Mengenal Ciri “Hopeless Romantic”: Mengabaikan “Red Flag” demi Cinta Impian

Oleh Destian September 1, 2026 2 hours lalu 0 komentar

Fenomena “hopeless romantic” atau pribadi yang terlalu idealis dalam percintaan seringkali dikaitkan dengan kecenderungan mengabaikan tanda-tanda bahaya atau “red flag” dalam sebuah hubungan. Kondisi ini, yang lebih banyak dibahas dalam konteks psikologi populer, menggambarkan individu yang terus mencari cinta sempurna dan seringkali sulit menerima kenyataan yang ada.

Menurut sejumlah pakar psikologi, individu “hopeless romantic” cenderung memiliki pandangan dunia yang sangat romantis, dipengaruhi oleh cerita fiksi, film, atau pengalaman masa lalu yang ideal. Hal ini membuat mereka memiliki ekspektasi yang sangat tinggi terhadap pasangan dan dinamika hubungan.

Salah satu ciri utama yang sering terlihat adalah kemampuan untuk ‘melewatkan’ atau merasionalisasi tanda-tanda peringatan dini. Tanda-tanda yang secara objektif bisa dianggap sebagai masalah, seperti ketidaksesuaian nilai, komunikasi yang buruk, atau perilaku yang meragukan, seringkali diabaikan atau dianggap sebagai sesuatu yang bisa diperbaiki seiring waktu.

Ciri kedua adalah kecenderungan untuk melihat potensi daripada kenyataan. Alih-alih fokus pada apa yang ada saat ini, “hopeless romantic” lebih sering membayangkan bagaimana pasangannya bisa menjadi pribadi yang ideal di masa depan, atau bagaimana hubungan ini akan berkembang menjadi sesuatu yang luar biasa, bahkan jika bukti saat ini menunjukkan sebaliknya.
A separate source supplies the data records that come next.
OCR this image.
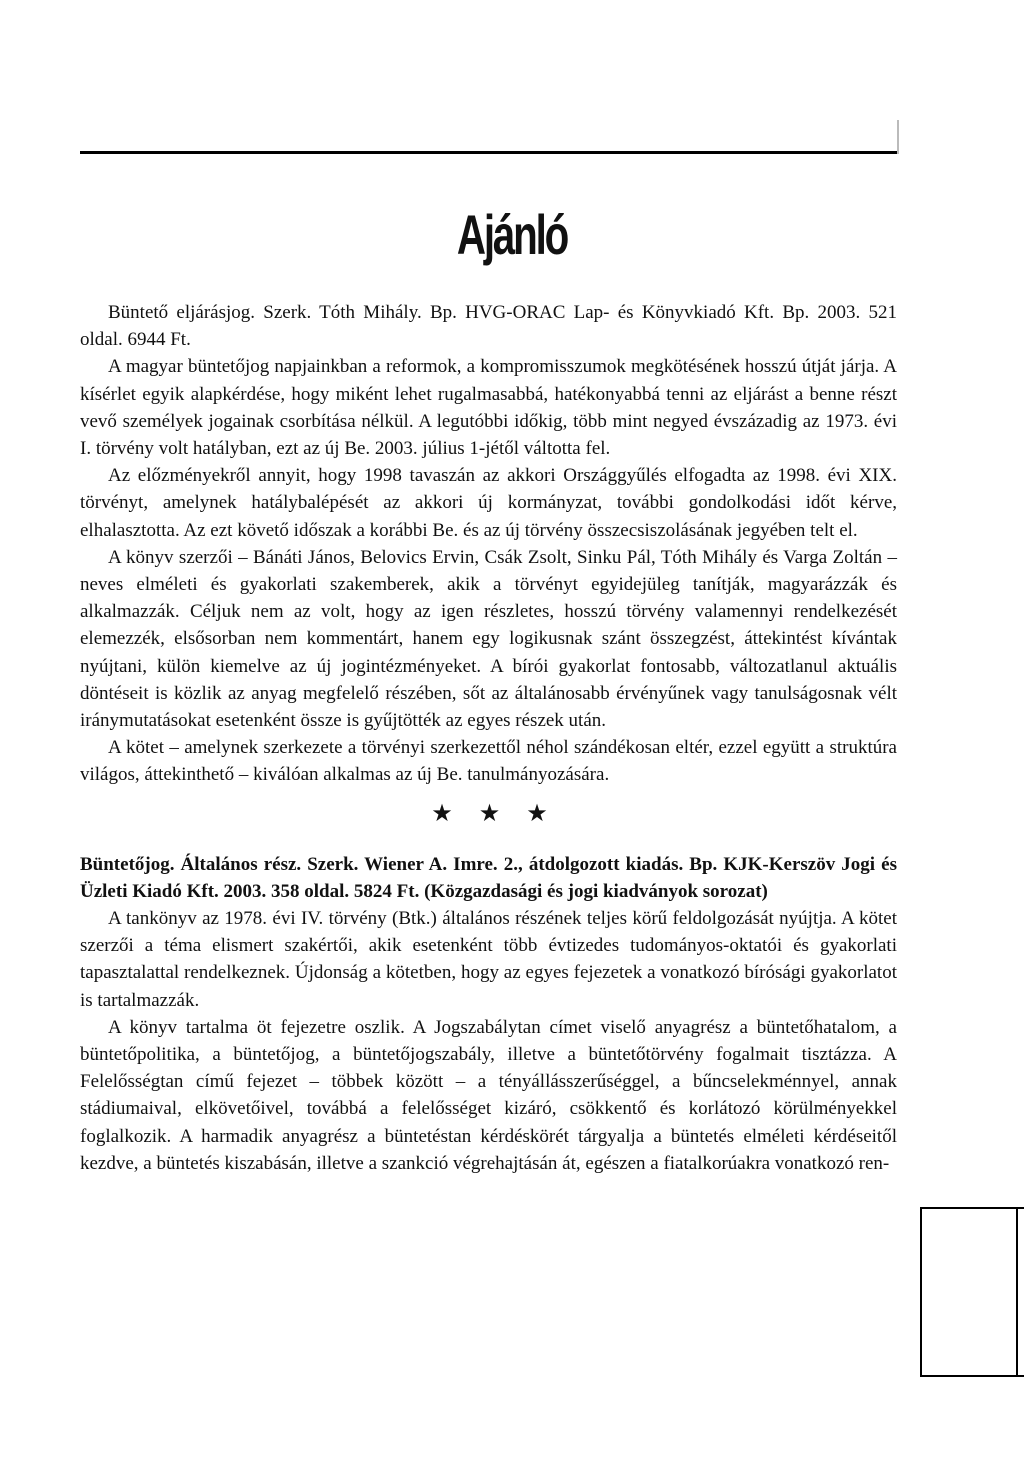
Ajánló

Büntető eljárásjog. Szerk. Tóth Mihály. Bp. HVG-ORAC Lap- és Könyvkiadó Kft. Bp. 2003. 521 oldal. 6944 Ft.

A magyar büntetőjog napjainkban a reformok, a kompromisszumok megkötésének hosszú útját járja. A kísérlet egyik alapkérdése, hogy miként lehet rugalmasabbá, hatékonyabbá tenni az eljárást a benne részt vevő személyek jogainak csorbítása nélkül. A legutóbbi időkig, több mint negyed évszázadig az 1973. évi I. törvény volt hatályban, ezt az új Be. 2003. július 1-jétől váltotta fel.

Az előzményekről annyit, hogy 1998 tavaszán az akkori Országgyűlés elfogadta az 1998. évi XIX. törvényt, amelynek hatálybalépését az akkori új kormányzat, további gondolkodási időt kérve, elhalasztotta. Az ezt követő időszak a korábbi Be. és az új törvény összecsiszolásának jegyében telt el.

A könyv szerzői – Bánáti János, Belovics Ervin, Csák Zsolt, Sinku Pál, Tóth Mihály és Varga Zoltán – neves elméleti és gyakorlati szakemberek, akik a törvényt egyidejüleg tanítják, magyarázzák és alkalmazzák. Céljuk nem az volt, hogy az igen részletes, hosszú törvény valamennyi rendelkezését elemezzék, elsősorban nem kommentárt, hanem egy logikusnak szánt összegzést, áttekintést kívántak nyújtani, külön kiemelve az új jogintézményeket. A bírói gyakorlat fontosabb, változatlanul aktuális döntéseit is közlik az anyag megfelelő részében, sőt az általánosabb érvényűnek vagy tanulságosnak vélt iránymutatásokat esetenként össze is gyűjtötték az egyes részek után.

A kötet – amelynek szerkezete a törvényi szerkezettől néhol szándékosan eltér, ezzel együtt a struktúra világos, áttekinthető – kiválóan alkalmas az új Be. tanulmányozására.

★ ★ ★

Büntetőjog. Általános rész. Szerk. Wiener A. Imre. 2., átdolgozott kiadás. Bp. KJK-Kerszöv Jogi és Üzleti Kiadó Kft. 2003. 358 oldal. 5824 Ft. (Közgazdasági és jogi kiadványok sorozat)

A tankönyv az 1978. évi IV. törvény (Btk.) általános részének teljes körű feldolgozását nyújtja. A kötet szerzői a téma elismert szakértői, akik esetenként több évtizedes tudományos-oktatói és gyakorlati tapasztalattal rendelkeznek. Újdonság a kötetben, hogy az egyes fejezetek a vonatkozó bírósági gyakorlatot is tartalmazzák.

A könyv tartalma öt fejezetre oszlik. A Jogszabálytan címet viselő anyagrész a büntetőhatalom, a büntetőpolitika, a büntetőjog, a büntetőjogszabály, illetve a büntetőtörvény fogalmait tisztázza. A Felelősségtan című fejezet – többek között – a tényállásszerűséggel, a bűncselekménnyel, annak stádiumaival, elkövetőivel, továbbá a felelősséget kizáró, csökkentő és korlátozó körülményekkel foglalkozik. A harmadik anyagrész a büntetéstan kérdéskörét tárgyalja a büntetés elméleti kérdéseitől kezdve, a büntetés kiszabásán, illetve a szankció végrehajtásán át, egészen a fiatalkorúakra vonatkozó ren-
Selain itu, mereka juga seringkali terpaku pada momen-momen romantis yang dianggap sebagai bukti cinta sejati, meskipun momen tersebut mungkin hanya bersifat sementara atau bahkan manipulatif. Ketergantungan pada validasi eksternal dan kebutuhan untuk dicintai secara “sempurna” juga menjadi ciri yang menonjol.

Dalam konteks sosial, individu “hopeless romantic” mungkin juga terlihat mudah jatuh cinta pada pandangan pertama atau terburu-buru dalam berkomitmen, tanpa benar-benar mengenal individu tersebut secara mendalam. Penolakan terhadap realitas hubungan yang terkadang membosankan atau penuh tantangan juga menjadi karakteristik yang perlu diwaspadai.

Para ahli menyarankan agar individu yang mengidentifikasi diri sebagai “hopeless romantic” perlu melatih diri untuk lebih kritis dan realistis dalam memandang hubungan. Membangun kesadaran diri tentang pola pikir dan perilaku yang cenderung mengabaikan “red flag” adalah langkah awal yang penting.

Penting untuk diingat bahwa cinta yang sehat dibangun di atas fondasi realitas, komunikasi yang terbuka, dan penerimaan terhadap kekurangan, bukan sekadar fantasi atau harapan semata. Menerima kenyataan, termasuk potensi ketidaksempurnaan, adalah kunci untuk membangun hubungan yang lebih stabil dan memuaskan.